Let $T$ be a tiling of the plane. Fix an origin and shoot a ray $r$ from the origin. Mark off points $p_i$ along $r$ separated by unit distance. Compute from $r$ a binary number $0 < b(r) < 1$ that alternates $0$'s and $1$'s for each marked point $p_i$ as the ray enters a new tile of $T$. For example, the square tiling and illustrated ray below lead to $$ .00011011100010011011100 \ldots $$
Square tiles side length $=7/3$. Ray slope $= 1/\sqrt{2}$.
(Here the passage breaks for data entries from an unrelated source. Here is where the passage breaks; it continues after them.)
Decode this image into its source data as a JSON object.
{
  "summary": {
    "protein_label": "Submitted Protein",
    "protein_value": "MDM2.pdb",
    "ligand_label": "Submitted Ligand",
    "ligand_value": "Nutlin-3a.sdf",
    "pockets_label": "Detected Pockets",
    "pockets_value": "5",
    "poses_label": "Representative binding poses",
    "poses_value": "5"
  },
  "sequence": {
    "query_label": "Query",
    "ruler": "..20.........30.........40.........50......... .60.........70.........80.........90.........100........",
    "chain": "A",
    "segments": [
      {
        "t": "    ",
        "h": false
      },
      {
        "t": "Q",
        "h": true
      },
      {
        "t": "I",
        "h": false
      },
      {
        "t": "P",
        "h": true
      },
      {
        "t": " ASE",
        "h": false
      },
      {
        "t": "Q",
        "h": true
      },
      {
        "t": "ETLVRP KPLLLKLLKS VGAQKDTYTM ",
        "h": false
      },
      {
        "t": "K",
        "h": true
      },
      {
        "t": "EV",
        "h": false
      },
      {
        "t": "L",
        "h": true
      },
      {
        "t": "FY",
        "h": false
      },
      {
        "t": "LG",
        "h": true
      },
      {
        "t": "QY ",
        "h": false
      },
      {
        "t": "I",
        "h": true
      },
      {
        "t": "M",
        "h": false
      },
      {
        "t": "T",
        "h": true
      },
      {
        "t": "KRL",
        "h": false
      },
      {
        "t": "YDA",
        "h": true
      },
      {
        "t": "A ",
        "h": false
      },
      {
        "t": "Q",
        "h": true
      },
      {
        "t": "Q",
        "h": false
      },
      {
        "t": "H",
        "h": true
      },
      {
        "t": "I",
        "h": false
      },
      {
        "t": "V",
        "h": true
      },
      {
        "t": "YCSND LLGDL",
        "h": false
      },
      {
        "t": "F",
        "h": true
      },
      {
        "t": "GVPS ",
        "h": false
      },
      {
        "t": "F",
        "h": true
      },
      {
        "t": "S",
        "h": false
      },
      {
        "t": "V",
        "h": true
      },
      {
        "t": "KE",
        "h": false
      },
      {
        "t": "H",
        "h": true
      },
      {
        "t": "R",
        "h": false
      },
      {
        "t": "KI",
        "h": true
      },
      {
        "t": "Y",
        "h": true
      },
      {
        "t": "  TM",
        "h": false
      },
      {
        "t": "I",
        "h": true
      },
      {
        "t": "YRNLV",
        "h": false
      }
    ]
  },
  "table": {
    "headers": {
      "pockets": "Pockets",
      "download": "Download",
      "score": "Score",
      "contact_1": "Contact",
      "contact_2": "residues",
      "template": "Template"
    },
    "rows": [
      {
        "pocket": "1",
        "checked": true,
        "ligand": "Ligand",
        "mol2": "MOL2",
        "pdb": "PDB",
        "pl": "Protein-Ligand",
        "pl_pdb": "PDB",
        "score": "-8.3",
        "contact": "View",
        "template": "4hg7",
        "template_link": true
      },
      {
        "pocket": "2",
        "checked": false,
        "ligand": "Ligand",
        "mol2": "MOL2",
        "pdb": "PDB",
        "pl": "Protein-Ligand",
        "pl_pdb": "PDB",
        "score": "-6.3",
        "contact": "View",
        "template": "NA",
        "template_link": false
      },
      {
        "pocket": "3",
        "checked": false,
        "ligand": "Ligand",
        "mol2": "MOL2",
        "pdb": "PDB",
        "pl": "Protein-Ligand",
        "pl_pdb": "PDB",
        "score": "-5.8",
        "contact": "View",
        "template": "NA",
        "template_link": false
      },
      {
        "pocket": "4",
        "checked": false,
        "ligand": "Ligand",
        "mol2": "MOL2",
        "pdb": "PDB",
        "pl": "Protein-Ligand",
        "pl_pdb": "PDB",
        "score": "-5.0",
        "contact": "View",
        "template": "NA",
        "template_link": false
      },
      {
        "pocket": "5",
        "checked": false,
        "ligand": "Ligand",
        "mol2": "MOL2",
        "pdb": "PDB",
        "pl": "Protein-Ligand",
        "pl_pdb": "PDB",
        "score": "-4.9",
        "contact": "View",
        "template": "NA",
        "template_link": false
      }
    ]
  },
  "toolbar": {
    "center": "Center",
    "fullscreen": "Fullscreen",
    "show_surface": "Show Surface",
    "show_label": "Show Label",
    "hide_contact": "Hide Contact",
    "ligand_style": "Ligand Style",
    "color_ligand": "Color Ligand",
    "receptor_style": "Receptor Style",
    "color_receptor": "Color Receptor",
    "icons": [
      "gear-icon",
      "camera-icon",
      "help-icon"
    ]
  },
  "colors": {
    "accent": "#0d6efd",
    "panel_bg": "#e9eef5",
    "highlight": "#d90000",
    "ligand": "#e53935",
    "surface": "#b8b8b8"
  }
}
To avoid thin tiles, assume every tile includes a disk of diameter $> 1$ so that more than one $p_i$ could land in a tile. One needs a rule when $p_i$ is on the boundary of a tile to make $b(r)$ well-defined, but I think that detail is not relevant to my question.
It is not difficult to find tilings and rays where $b(r)$ is rational, irrational, or transcendental, for example, by selecting the slope appropriately in the above example.
Q1. Is there a tiling $T$ such that every $b(r)$, for all origins and rays $r$, is transcendental?
If the answer to Q1 is No, the following two questions are superfluous:
Q2. What is the class of all such transcendental tilings (if I may coin a term)?
Q3. How does this class relate to the aperiodic tilings?